Among other findings in the recommended rate order:

Card fees: The judge rejected a TEP proposal to eliminate transaction fees for most credit-card payments from residential and small business customers as well as for cash payments made at third-party payment processors, instead folding the cost into overall rates.

Renewable-energy charges: Martin also opposed a TEP proposal to shift charges that fund renewable-energy incentives and energy-efficiency programs from special surcharges to base rates, but she approved of a TEP plan to require it to submit plans for energy-efficiency programs every three years, instead of annually.

Low-income rates: The judge also advised against a proposal by Wildfire to set up a two-tiered rate structure for TEP’s Lifeline discount rates for low-income customers, which TEP opposed because of its added cost and complexity, instead recommending TEP be directed to meet with stakeholders to discuss the idea.

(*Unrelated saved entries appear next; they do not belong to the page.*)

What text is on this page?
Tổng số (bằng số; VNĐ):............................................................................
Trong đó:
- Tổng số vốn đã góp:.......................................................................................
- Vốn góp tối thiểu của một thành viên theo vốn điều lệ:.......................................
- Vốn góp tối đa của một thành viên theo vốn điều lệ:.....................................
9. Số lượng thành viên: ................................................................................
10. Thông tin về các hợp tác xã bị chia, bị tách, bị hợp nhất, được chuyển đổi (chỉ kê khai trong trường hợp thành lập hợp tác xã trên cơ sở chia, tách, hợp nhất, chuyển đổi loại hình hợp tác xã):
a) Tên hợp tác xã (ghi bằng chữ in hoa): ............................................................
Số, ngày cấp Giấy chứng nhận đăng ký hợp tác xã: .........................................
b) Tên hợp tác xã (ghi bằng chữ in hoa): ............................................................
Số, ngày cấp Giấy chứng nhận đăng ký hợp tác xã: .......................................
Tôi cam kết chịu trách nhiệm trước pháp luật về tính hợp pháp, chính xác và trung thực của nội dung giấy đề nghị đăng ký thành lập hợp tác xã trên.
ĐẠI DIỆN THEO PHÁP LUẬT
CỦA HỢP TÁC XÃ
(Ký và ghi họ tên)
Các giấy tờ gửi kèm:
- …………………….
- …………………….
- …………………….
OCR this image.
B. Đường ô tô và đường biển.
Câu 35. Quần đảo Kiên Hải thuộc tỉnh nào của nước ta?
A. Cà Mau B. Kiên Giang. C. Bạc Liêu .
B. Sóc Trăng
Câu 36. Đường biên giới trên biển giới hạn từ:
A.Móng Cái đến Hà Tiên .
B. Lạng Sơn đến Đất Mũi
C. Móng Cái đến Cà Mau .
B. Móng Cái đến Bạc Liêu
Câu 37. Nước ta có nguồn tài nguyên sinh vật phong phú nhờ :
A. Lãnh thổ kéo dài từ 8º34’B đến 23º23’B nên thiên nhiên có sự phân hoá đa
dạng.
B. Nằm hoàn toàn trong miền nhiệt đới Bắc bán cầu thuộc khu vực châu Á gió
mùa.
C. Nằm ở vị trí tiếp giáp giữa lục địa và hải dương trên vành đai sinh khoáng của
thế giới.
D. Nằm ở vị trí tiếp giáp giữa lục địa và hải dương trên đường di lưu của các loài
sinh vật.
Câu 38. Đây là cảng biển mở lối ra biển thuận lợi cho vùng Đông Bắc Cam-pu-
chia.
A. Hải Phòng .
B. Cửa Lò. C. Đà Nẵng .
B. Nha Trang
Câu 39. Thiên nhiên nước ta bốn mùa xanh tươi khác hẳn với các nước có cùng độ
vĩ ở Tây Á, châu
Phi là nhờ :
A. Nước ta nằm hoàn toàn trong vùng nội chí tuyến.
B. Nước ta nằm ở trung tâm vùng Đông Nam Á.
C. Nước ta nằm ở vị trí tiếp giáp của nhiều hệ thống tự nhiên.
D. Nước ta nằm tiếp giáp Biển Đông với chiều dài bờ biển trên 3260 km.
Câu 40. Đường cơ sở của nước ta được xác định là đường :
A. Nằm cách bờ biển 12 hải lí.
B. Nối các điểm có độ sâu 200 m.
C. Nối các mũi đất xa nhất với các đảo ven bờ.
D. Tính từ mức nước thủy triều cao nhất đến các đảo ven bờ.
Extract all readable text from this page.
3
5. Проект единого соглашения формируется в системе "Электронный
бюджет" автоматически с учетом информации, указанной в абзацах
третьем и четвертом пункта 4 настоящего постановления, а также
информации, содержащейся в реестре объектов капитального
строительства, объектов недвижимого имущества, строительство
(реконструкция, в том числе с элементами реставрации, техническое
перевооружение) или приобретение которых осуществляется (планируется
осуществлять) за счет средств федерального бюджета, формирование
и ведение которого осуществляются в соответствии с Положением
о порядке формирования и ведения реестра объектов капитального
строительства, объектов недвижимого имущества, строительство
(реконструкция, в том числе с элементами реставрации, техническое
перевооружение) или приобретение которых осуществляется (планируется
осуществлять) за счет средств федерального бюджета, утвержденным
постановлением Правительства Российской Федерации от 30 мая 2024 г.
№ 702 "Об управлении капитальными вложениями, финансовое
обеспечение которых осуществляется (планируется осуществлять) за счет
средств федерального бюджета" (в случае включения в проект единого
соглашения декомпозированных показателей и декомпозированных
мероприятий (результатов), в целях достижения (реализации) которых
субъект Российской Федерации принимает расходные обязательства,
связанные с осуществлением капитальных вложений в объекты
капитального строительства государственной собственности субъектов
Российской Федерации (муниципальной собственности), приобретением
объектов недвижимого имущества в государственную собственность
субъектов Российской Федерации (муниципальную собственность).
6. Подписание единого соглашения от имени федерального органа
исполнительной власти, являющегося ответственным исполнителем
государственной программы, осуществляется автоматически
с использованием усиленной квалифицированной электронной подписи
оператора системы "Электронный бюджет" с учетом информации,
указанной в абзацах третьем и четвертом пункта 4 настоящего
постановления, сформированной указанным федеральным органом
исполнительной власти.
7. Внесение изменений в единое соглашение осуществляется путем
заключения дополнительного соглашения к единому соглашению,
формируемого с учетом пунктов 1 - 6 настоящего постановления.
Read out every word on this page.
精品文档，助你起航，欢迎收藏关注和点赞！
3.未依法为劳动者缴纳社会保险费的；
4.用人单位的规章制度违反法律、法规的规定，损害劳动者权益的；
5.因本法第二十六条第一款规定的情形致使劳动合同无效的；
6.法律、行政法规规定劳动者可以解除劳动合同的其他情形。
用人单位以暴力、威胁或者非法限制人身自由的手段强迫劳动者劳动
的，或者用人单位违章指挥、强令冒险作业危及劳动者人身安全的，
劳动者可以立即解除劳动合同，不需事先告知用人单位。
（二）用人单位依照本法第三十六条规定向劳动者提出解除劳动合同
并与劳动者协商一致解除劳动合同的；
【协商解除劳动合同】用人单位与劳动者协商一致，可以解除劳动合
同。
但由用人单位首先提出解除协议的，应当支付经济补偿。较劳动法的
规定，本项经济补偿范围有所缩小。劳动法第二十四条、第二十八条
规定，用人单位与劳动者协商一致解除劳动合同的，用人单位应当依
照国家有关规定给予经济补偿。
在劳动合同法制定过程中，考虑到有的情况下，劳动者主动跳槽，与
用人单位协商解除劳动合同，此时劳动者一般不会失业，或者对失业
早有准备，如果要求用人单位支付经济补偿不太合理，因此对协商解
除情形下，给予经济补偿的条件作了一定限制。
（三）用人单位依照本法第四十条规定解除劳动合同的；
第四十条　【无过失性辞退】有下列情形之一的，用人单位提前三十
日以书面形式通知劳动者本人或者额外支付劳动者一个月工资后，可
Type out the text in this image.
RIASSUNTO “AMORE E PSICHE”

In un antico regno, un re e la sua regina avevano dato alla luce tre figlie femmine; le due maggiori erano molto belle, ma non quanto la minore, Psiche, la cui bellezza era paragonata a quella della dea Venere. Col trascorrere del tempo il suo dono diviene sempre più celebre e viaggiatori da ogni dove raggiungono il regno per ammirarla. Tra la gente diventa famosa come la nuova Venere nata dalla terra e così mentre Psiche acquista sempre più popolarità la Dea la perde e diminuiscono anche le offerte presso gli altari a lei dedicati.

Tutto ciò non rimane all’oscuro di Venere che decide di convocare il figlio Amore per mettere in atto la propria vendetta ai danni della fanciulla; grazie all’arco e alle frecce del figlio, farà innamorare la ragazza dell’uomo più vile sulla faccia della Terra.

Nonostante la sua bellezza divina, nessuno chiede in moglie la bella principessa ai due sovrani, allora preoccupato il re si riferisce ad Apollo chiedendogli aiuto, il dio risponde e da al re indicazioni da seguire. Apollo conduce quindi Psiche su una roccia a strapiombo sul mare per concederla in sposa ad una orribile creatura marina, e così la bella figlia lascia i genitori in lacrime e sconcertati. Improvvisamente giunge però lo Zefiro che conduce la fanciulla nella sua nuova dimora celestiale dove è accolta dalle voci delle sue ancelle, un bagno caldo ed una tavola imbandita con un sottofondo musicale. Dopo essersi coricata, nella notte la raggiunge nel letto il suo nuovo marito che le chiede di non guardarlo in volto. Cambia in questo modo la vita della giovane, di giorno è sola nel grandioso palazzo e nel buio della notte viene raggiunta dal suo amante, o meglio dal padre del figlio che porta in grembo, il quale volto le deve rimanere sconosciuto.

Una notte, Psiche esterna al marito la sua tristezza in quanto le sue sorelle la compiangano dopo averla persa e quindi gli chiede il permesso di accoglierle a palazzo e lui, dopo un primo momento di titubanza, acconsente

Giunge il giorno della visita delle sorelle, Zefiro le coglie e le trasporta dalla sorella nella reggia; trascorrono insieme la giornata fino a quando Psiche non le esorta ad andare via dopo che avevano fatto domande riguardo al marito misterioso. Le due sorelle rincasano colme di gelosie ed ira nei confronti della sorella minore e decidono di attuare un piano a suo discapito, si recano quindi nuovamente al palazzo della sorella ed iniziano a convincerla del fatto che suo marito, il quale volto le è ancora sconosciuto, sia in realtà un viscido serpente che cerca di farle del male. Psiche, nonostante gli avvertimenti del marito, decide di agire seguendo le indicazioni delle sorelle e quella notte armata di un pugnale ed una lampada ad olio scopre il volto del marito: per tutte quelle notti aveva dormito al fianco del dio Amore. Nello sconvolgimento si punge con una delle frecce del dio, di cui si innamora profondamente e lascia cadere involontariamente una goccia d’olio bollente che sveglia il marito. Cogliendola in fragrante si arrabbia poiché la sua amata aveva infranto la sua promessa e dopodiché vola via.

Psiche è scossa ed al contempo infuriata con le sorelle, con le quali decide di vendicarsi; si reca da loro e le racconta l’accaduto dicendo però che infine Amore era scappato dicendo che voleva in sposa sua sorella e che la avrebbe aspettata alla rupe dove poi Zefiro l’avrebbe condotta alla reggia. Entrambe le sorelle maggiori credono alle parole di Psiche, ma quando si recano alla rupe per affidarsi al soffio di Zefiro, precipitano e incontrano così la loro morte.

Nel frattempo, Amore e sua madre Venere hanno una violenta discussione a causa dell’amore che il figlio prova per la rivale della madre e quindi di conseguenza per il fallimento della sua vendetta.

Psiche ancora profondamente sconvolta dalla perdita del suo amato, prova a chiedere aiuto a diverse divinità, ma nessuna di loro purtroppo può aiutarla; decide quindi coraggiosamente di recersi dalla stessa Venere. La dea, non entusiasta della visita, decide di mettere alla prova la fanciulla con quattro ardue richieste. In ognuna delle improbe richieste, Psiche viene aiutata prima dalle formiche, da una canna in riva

Time-of-use rates: The recommended order also rejects pleas by the Southwest Energy Efficiency Project and the Arizona Solar Energy Industries Association to prompt TEP to adjust its time-of-use rates to make them more attractive to customers. TEP noted that it proposed a modest increase in the differential between on-peak and off-peak pricing, but deeper changes would require more study and consumer education.

Energy storage: The judge recommended that TEP be required to meet with stakeholders to discuss ways to improve a special β€œR-Tech” rate for home customers pairing technologies like rooftop solar and storage batteries, and a commercial rate designed to encourage installation of energy storage, which have failed to gain traction.